1.2 Selecting a data structure

It should go without saying that people write programs to solve problems. However, sometimes programmers forget this. So it is crucial to keep this truism in mind when selecting a data structure to solve a particular problem. Only by first analysing the problem to determine the performance goals that must be achieved can there be any hope of selecting the right data structure for the job. Poor program designers ignore this analysis step and apply a data structure that they are familiar with but which is inappropriate to the problem. The result is typically a slow program. Conversely, there is no sense in adopting a complex representation to “improve” a program that can meet its performance goals when implemented using a simpler design.

When selecting a data structure to solve a problem, you should follow these steps.

Analyse your problem to determine the basic operations that must be supported. Examples of basic operations include inserting a data item into the data structure, deleting a data item from the data structure, and finding a specified data item.
Quantify the resource constraints for each operation.
Select the data structure that best meets these requirements.

This three-step approach to selecting a data structure operationalises a data-centered view of the design process. The first concern is for the data and the operations to be performed on them, the next concern is the representation of those data, and the final concern is the implementation of that representation.

Resource constraints on certain key operations, such as search, inserting data records, and deleting data records, normally drive the data structure selection process. Many issues relating to the relative importance of these operations are addressed by the following three questions, which you should ask yourself whenever you must choose a data structure.

Are all data items inserted into the data structure at the beginning, or are insertions interspersed with other operations? Static applications (where the data are loaded at the beginning and never change) typically get by with simpler data structures to get an efficient implementation, while dynamic applications often require something more complicated.
Can data items be deleted? If so, this will probably make the implementation more complicated.
Are all data items processed in some well-defined order, or is searching for specific data items allowed? Efficient search generally requires more complex data structures.

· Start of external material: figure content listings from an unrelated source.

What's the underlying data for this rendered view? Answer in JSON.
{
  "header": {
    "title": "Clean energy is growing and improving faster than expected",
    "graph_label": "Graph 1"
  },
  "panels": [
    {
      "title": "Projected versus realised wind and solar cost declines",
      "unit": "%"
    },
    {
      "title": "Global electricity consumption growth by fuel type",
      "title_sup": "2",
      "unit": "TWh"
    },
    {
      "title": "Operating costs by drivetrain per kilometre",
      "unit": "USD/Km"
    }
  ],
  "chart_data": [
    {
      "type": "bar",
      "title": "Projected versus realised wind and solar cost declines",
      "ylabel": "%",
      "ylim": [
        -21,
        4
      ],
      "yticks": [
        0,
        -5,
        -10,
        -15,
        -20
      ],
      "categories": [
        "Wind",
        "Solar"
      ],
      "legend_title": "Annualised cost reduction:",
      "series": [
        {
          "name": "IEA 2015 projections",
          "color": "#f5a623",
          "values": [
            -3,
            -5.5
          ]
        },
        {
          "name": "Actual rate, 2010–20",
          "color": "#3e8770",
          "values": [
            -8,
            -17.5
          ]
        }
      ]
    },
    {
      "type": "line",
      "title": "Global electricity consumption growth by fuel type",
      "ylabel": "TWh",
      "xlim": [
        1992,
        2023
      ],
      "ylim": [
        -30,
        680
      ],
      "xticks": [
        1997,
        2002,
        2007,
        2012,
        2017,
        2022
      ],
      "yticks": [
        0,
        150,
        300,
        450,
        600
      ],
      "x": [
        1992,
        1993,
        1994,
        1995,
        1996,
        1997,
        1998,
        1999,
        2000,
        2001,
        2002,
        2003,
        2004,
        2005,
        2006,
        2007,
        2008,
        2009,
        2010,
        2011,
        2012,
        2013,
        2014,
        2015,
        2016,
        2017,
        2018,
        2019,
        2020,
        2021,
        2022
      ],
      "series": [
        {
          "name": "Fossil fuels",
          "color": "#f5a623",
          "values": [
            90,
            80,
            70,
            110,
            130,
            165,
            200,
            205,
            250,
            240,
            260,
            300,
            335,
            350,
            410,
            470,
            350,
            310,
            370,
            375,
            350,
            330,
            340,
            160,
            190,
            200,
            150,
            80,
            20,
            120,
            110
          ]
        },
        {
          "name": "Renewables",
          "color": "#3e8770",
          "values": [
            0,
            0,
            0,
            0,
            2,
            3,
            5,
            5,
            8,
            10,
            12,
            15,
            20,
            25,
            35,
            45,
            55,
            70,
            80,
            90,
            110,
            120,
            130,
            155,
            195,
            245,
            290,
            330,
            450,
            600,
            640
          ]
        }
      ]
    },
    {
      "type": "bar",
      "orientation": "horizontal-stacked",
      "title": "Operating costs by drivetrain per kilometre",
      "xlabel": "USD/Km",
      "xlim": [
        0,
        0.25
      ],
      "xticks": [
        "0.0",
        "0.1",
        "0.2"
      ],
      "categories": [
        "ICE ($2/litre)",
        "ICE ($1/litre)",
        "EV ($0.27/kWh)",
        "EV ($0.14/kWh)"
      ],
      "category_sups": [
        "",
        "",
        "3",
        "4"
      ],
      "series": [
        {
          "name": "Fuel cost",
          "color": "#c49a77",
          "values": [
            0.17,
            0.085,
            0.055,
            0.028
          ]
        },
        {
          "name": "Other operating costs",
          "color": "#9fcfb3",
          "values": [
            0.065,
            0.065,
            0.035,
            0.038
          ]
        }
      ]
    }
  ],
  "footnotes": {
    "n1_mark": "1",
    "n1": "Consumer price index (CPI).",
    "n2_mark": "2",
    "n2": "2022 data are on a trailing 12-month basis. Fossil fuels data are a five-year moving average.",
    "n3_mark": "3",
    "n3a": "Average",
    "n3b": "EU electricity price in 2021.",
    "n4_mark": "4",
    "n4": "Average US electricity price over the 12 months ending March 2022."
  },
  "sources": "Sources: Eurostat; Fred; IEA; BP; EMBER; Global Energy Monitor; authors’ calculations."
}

Each data structure has associated costs and benefits. In practice, it is hardly ever true that one data structure is better than another for use in all situations. If one data structure or algorithm is superior to another in all respects, the inferior one will usually have long been forgotten. For nearly every data structure and algorithm presented in this book, you will see examples of where it is the best choice. Some of the examples might surprise you.

A data structure requires a certain amount of space for each data item it stores, a certain amount of time to perform a single basic operation, and a certain amount of programming effort. Each problem has constraints on available space and time. Each solution to a problem makes use of the basic operations in some relative proportion, and the data structure selection process must account for this. Only after a careful analysis of your problem’s characteristics can you determine the best data structure for the task.